Reviewer Anthony Lane targeted the Che diptych’s lack of passion: “yet I still have no idea what truly quickens [Soderbergh’s] heart, and at some level, for all the movie’s narrative momentum, ‘Che’ retains the air of a study exercise—of an interest brilliantly explored. How else to explain one’s total flatness of feeling at the climax of each movie? Nobody around me looked like cheering at the victorious end of ‘Part One,’ or suppressed a sob as ‘Part Two’ petered to a close. ‘He would rather face a soldier than a journalist,’ somebody says of Guevara. How would he have faced a film director? Hard to say, but I think he would have wanted a fight.”

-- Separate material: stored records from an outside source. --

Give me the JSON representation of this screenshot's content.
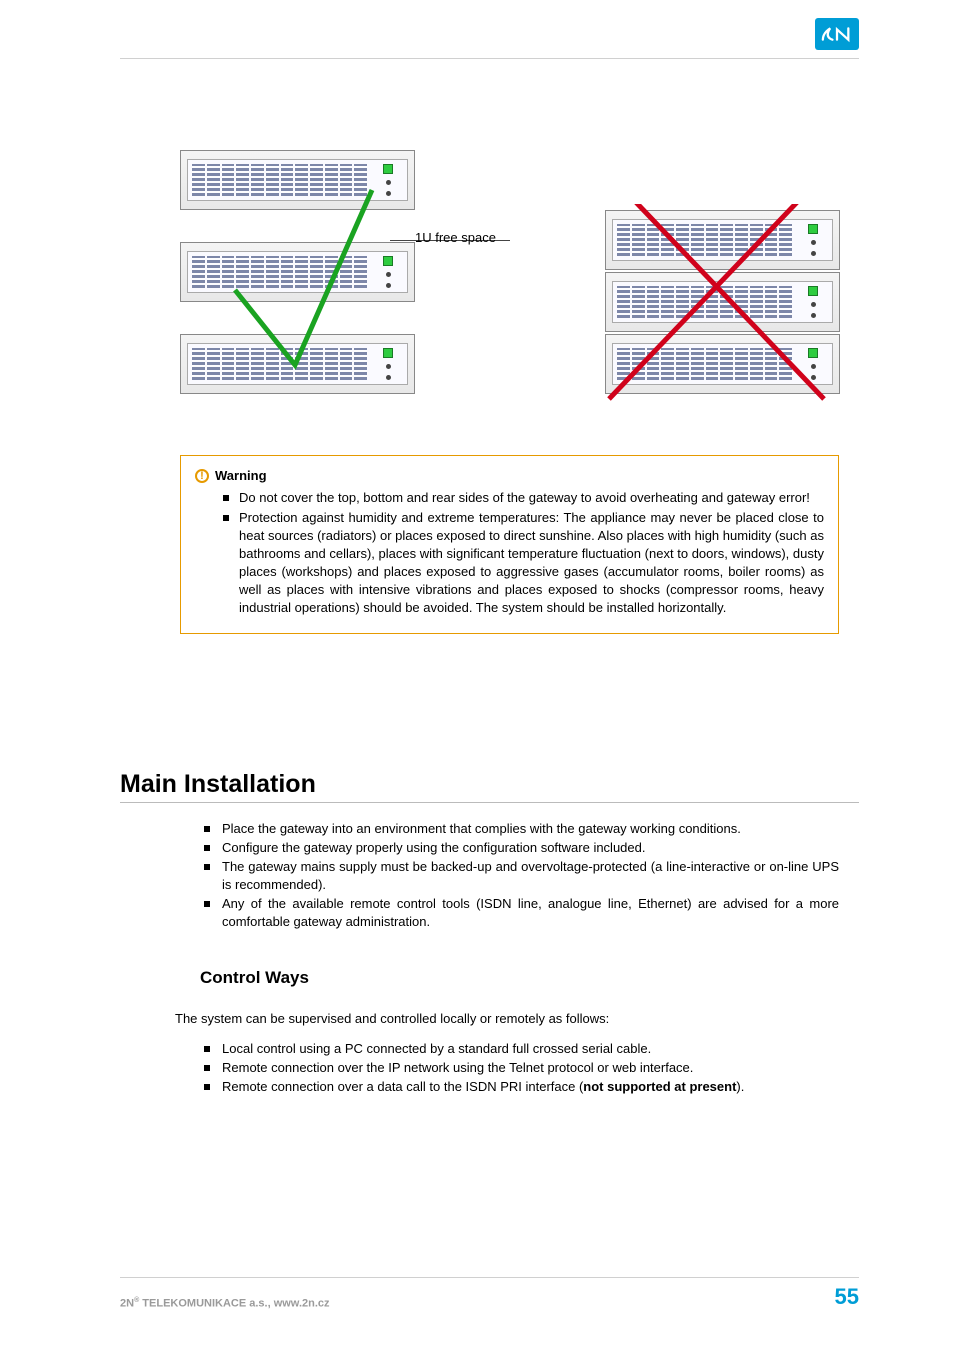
{
  "brand": "2N",
  "diagram": {
    "callout": "1U free space"
  },
  "warning": {
    "title": "Warning",
    "items": [
      "Do not cover the top, bottom and rear sides of the gateway to avoid overheating and gateway error!",
      "Protection against humidity and extreme temperatures: The appliance may never be placed close to heat sources (radiators) or places exposed to direct sunshine. Also places with high humidity (such as bathrooms and cellars), places with significant temperature fluctuation (next to doors, windows), dusty places (workshops) and places exposed to aggressive gases (accumulator rooms, boiler rooms) as well as places with intensive vibrations and places exposed to shocks (compressor rooms, heavy industrial operations) should be avoided. The system should be installed horizontally."
    ]
  },
  "heading_main": "Main Installation",
  "main_list": [
    "Place the gateway into an environment that complies with the gateway working conditions.",
    "Configure the gateway properly using the configuration software included.",
    "The gateway mains supply must be backed-up and overvoltage-protected (a line-interactive or on-line UPS is recommended).",
    "Any of the available remote control tools (ISDN line, analogue line, Ethernet) are advised for a more comfortable gateway administration."
  ],
  "heading_sub": "Control Ways",
  "control_intro": "The system can be supervised and controlled locally or remotely as follows:",
  "control_list": {
    "i0": "Local control using a PC connected by a standard full crossed serial cable.",
    "i1": "Remote connection over the IP network using the Telnet protocol or web interface.",
    "i2_pre": "Remote connection over a data call to the ISDN PRI interface (",
    "i2_bold": "not supported at present",
    "i2_post": ")."
  },
  "footer": {
    "company_prefix": "2N",
    "reg": "®",
    "company_rest": " TELEKOMUNIKACE a.s., www.2n.cz",
    "page": "55"
  }
}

But perhaps moviegoers’ disinterest in Che reflects less his unfilm-ability than a disinterest in the kind of rebellion he stood for—a trans-national mercenary for grievance, leading the charge in Cuba, touching down in Congo for some training, trying to bull through Bolivia. Young, dead rebels may make good myths, but they may not make good rebellions, or good rulers—Castro is a case in point for many.
And the man who may most seem to outwardly resemble Che—a pipe-smoking rebel living deep in a Latin American forest with his fellow fighters—remains known only by his nom de guerre, one masked head of a collective based in one region, working steadily away on the local level to fight his particular country’s application of neo-liberalism and globalization. Subcomandante Marcos, a principal member of the Zapatistas in the Chiapas region in Mexico, eludes easy definition, has slipped in and out of media attention, but struggles on, in his own small, bloodless, but eloquent ways. He’s issued essays, stories, books, and most recently more demands for indigenous rights as part of the “Other Campaign” decrying Mexico’s election-system, a campaign he conducted on a motorbike in honour of Guevara’s travels. Marcos is a post-modern rebel, a local, non-violent guerrilla who’s still found many ways, often through technology instead of guns, to short-circuit the dominant network of power.
So the tepid reception of Che may only reflect that he is no longer the rebel for our cause, the revolutionary for our times. And he, or she, may not already be out there but in here.